When it comes to the 2022 fiscal year as a whole, management has not provided that much in the way of guidance. All they said is that revenue should be at least $16 billion, translating to a year-over-year growth rate of 63%. While this may seem unlikely, it’s part of a broader effort by management to supercharge growth over the next few years. Ultimately, management wants to take the company to $32 billion in revenue by 2025. $6.2 billion of this increase will come from acquisitions. Another $7.4 billion would be attributable to the company’s new-ish Clicklane offering. In short, this is referred to by management as the industry’s first end-to-end digital platform aimed at facilitating the purchase and sale of vehicles, both used and new.
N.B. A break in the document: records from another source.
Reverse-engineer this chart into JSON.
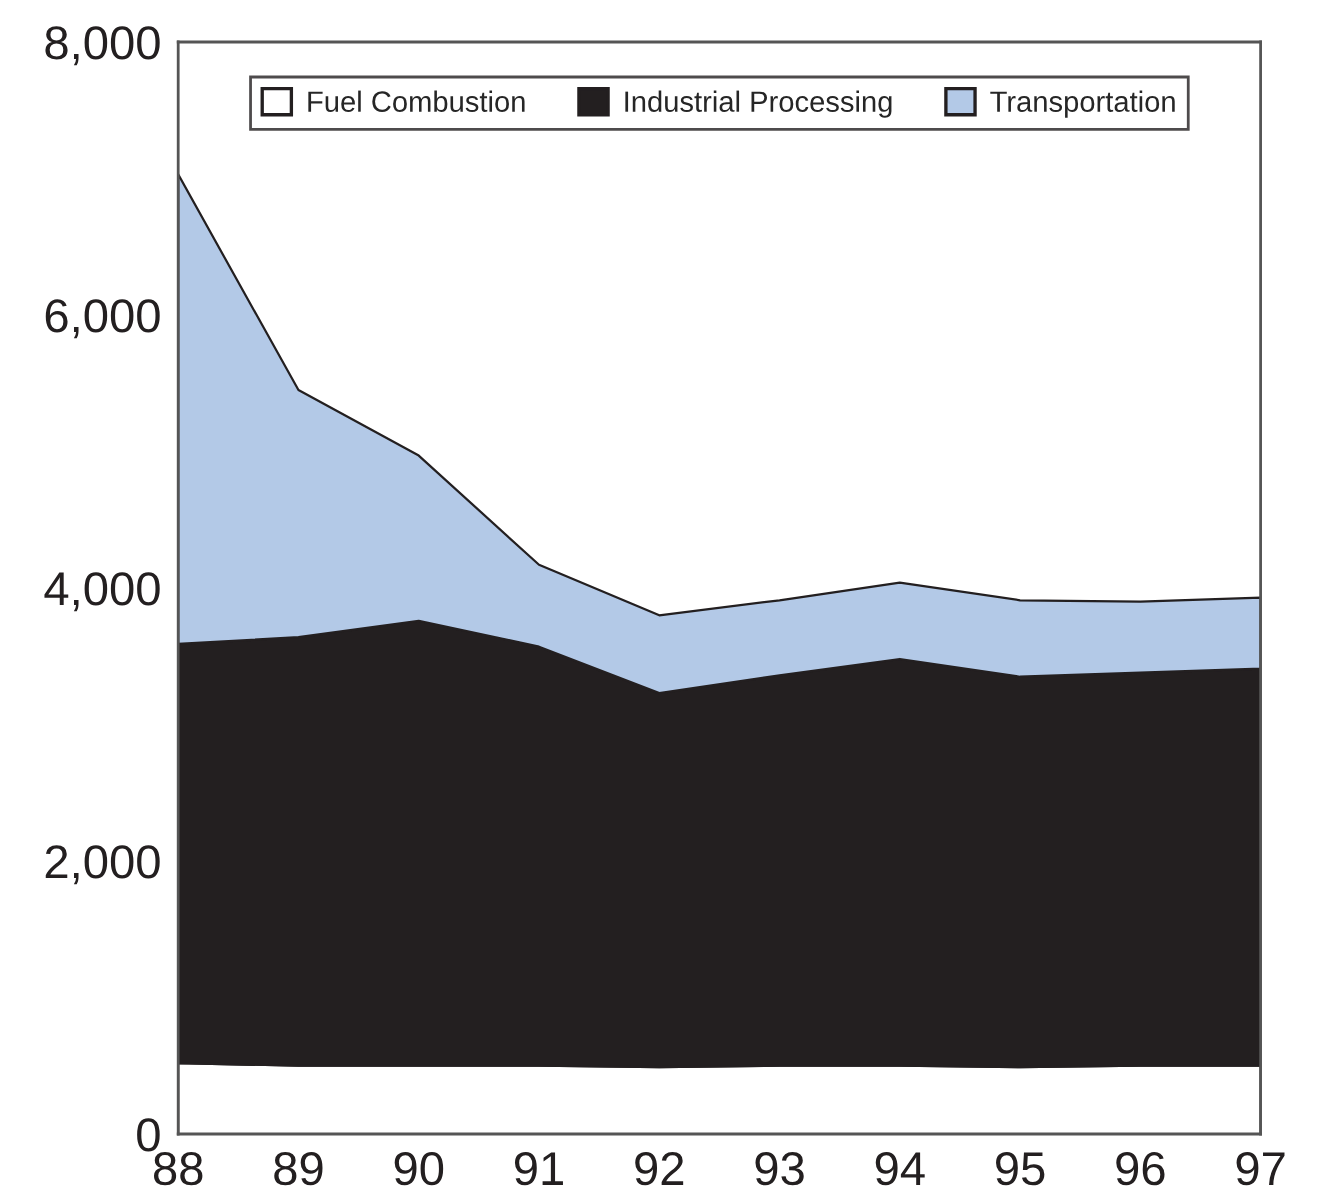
{
  "chart_data": {
    "type": "area",
    "stacked": true,
    "x": [
      88,
      89,
      90,
      91,
      92,
      93,
      94,
      95,
      96,
      97
    ],
    "series": [
      {
        "name": "Fuel Combustion",
        "color": "#ffffff",
        "values": [
          520,
          500,
          500,
          500,
          490,
          500,
          500,
          490,
          500,
          500
        ]
      },
      {
        "name": "Industrial Processing",
        "color": "#231f20",
        "values": [
          3070,
          3140,
          3260,
          3070,
          2740,
          2860,
          2980,
          2860,
          2880,
          2910
        ]
      },
      {
        "name": "Transportation",
        "color": "#b3c9e7",
        "values": [
          3440,
          1810,
          1210,
          600,
          570,
          550,
          560,
          560,
          520,
          520
        ]
      }
    ],
    "xlim": [
      88,
      97
    ],
    "xticks": [
      88,
      89,
      90,
      91,
      92,
      93,
      94,
      95,
      96,
      97
    ],
    "ylim": [
      0,
      8000
    ],
    "yticks": [
      0,
      {
        "value": 2000,
        "label": "2,000"
      },
      {
        "value": 4000,
        "label": "4,000"
      },
      {
        "value": 6000,
        "label": "6,000"
      },
      {
        "value": 8000,
        "label": "8,000"
      }
    ],
    "grid": false,
    "legend": "top"
  }
}
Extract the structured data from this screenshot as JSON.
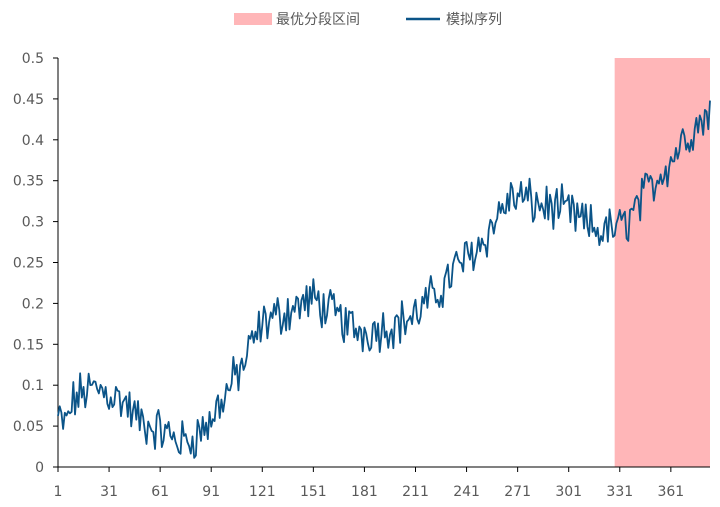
{
  "chart_data": {
    "type": "line",
    "title": "",
    "xlabel": "",
    "ylabel": "",
    "xlim": [
      1,
      384
    ],
    "ylim": [
      0,
      0.5
    ],
    "x_ticks": [
      "1",
      "31",
      "61",
      "91",
      "121",
      "151",
      "181",
      "211",
      "241",
      "271",
      "301",
      "331",
      "361"
    ],
    "y_ticks": [
      "0",
      "0.05",
      "0.1",
      "0.15",
      "0.2",
      "0.25",
      "0.3",
      "0.35",
      "0.4",
      "0.45",
      "0.5"
    ],
    "grid": false,
    "legend_position": "top",
    "highlight_range": {
      "name": "最优分段区间",
      "x_start": 328,
      "x_end": 384,
      "color": "#FFB6B8"
    },
    "series": [
      {
        "name": "模拟序列",
        "color": "#0B5488",
        "anchors": [
          [
            1,
            0.06
          ],
          [
            5,
            0.05
          ],
          [
            10,
            0.08
          ],
          [
            15,
            0.09
          ],
          [
            20,
            0.095
          ],
          [
            25,
            0.095
          ],
          [
            31,
            0.09
          ],
          [
            35,
            0.085
          ],
          [
            40,
            0.08
          ],
          [
            45,
            0.065
          ],
          [
            50,
            0.055
          ],
          [
            55,
            0.05
          ],
          [
            61,
            0.045
          ],
          [
            65,
            0.04
          ],
          [
            70,
            0.035
          ],
          [
            75,
            0.03
          ],
          [
            80,
            0.035
          ],
          [
            85,
            0.045
          ],
          [
            91,
            0.055
          ],
          [
            95,
            0.075
          ],
          [
            100,
            0.09
          ],
          [
            105,
            0.11
          ],
          [
            110,
            0.125
          ],
          [
            115,
            0.15
          ],
          [
            121,
            0.175
          ],
          [
            125,
            0.18
          ],
          [
            130,
            0.185
          ],
          [
            135,
            0.19
          ],
          [
            140,
            0.195
          ],
          [
            145,
            0.2
          ],
          [
            151,
            0.205
          ],
          [
            155,
            0.2
          ],
          [
            160,
            0.19
          ],
          [
            165,
            0.185
          ],
          [
            170,
            0.175
          ],
          [
            175,
            0.17
          ],
          [
            181,
            0.165
          ],
          [
            185,
            0.168
          ],
          [
            190,
            0.17
          ],
          [
            195,
            0.172
          ],
          [
            200,
            0.175
          ],
          [
            205,
            0.18
          ],
          [
            211,
            0.185
          ],
          [
            215,
            0.195
          ],
          [
            220,
            0.205
          ],
          [
            225,
            0.215
          ],
          [
            230,
            0.23
          ],
          [
            235,
            0.245
          ],
          [
            241,
            0.255
          ],
          [
            245,
            0.265
          ],
          [
            250,
            0.275
          ],
          [
            255,
            0.29
          ],
          [
            260,
            0.31
          ],
          [
            265,
            0.325
          ],
          [
            271,
            0.33
          ],
          [
            275,
            0.328
          ],
          [
            280,
            0.322
          ],
          [
            285,
            0.32
          ],
          [
            290,
            0.318
          ],
          [
            295,
            0.315
          ],
          [
            301,
            0.312
          ],
          [
            305,
            0.305
          ],
          [
            310,
            0.298
          ],
          [
            315,
            0.292
          ],
          [
            320,
            0.288
          ],
          [
            325,
            0.29
          ],
          [
            331,
            0.292
          ],
          [
            335,
            0.3
          ],
          [
            340,
            0.315
          ],
          [
            345,
            0.33
          ],
          [
            350,
            0.345
          ],
          [
            355,
            0.36
          ],
          [
            361,
            0.375
          ],
          [
            365,
            0.39
          ],
          [
            370,
            0.405
          ],
          [
            375,
            0.415
          ],
          [
            380,
            0.425
          ],
          [
            384,
            0.44
          ]
        ],
        "noise_amplitude": 0.022
      }
    ]
  },
  "legend": {
    "items": [
      {
        "label": "最优分段区间",
        "color": "#FFB6B8",
        "kind": "rect"
      },
      {
        "label": "模拟序列",
        "color": "#0B5488",
        "kind": "line"
      }
    ]
  }
}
Another $3.1 billion worth of the sales increase from the 2021 fiscal year through 2025 will involve same-store growth. This is basically organic growth by the company.
Unfortunately, we don’t know what to expect from a profitability perspective. But if we were to annualize the results seen in the first half of the year, we should anticipate net income of $954.6 million, adjusted operating cash flow of $1.13 billion, and EBITDA of $1.55 billion. This would imply a forward price to earnings multiple of 3.6, a forward price to adjusted operating cash flow multiple of 3, and a forward EV to EBITDA multiple of 4.3. But even if we assume that financial performance will revert back to what we saw during the 2021 fiscal year, shares would still be cheap, with the multiples at 6.4, 5.2, and 8.1, respectively. As part of my analysis, I also compared the company to five similar firms. On a price-to-earnings basis, these companies ranged from a low of 6.1 to a high of 30.5. Only one of the five firms was cheaper than it. Using the price to operating cash flow approach, the range was between 2.7 and 13, with two of the five being cheaper than our prospect. And finally, using the EV to EBITDA approach, the range was between 6.2 and 11.2, with four of the five companies being cheaper than Asbury Automotive Group.
|Company||Price / Earnings||Price / Operating Cash Flow||EV / EBITDA|
|Asbury Automotive Group||6.4||5.2||8.1|
|Group 1 Automotive (GPI)||6.5||2.7||6.2|
|Sonic Automotive (SAH)||6.1||7.0||7.3|
|Monro, Inc. (MNRO)||30.5||13.0||11.2|
|Lithia Motors (LAD)||8.2||4.8||7.4|
|Penske Automotive Group (PAG)||7.2||6.6||6.7|
Based on all the data provided, I must say that I continue to find myself impressed with Asbury Automotive Group. The company is continuing to expand at a great pace and shares look incredibly cheap on an absolute basis. Relative to similar firms, pricing is a bit mixed, leaving open the opportunity to perhaps buy up stock in a more appealing competitor. But all things considered, I do think that the long-term outlook for the company is favorable, leading me to rate it a solid ‘buy’ at this time.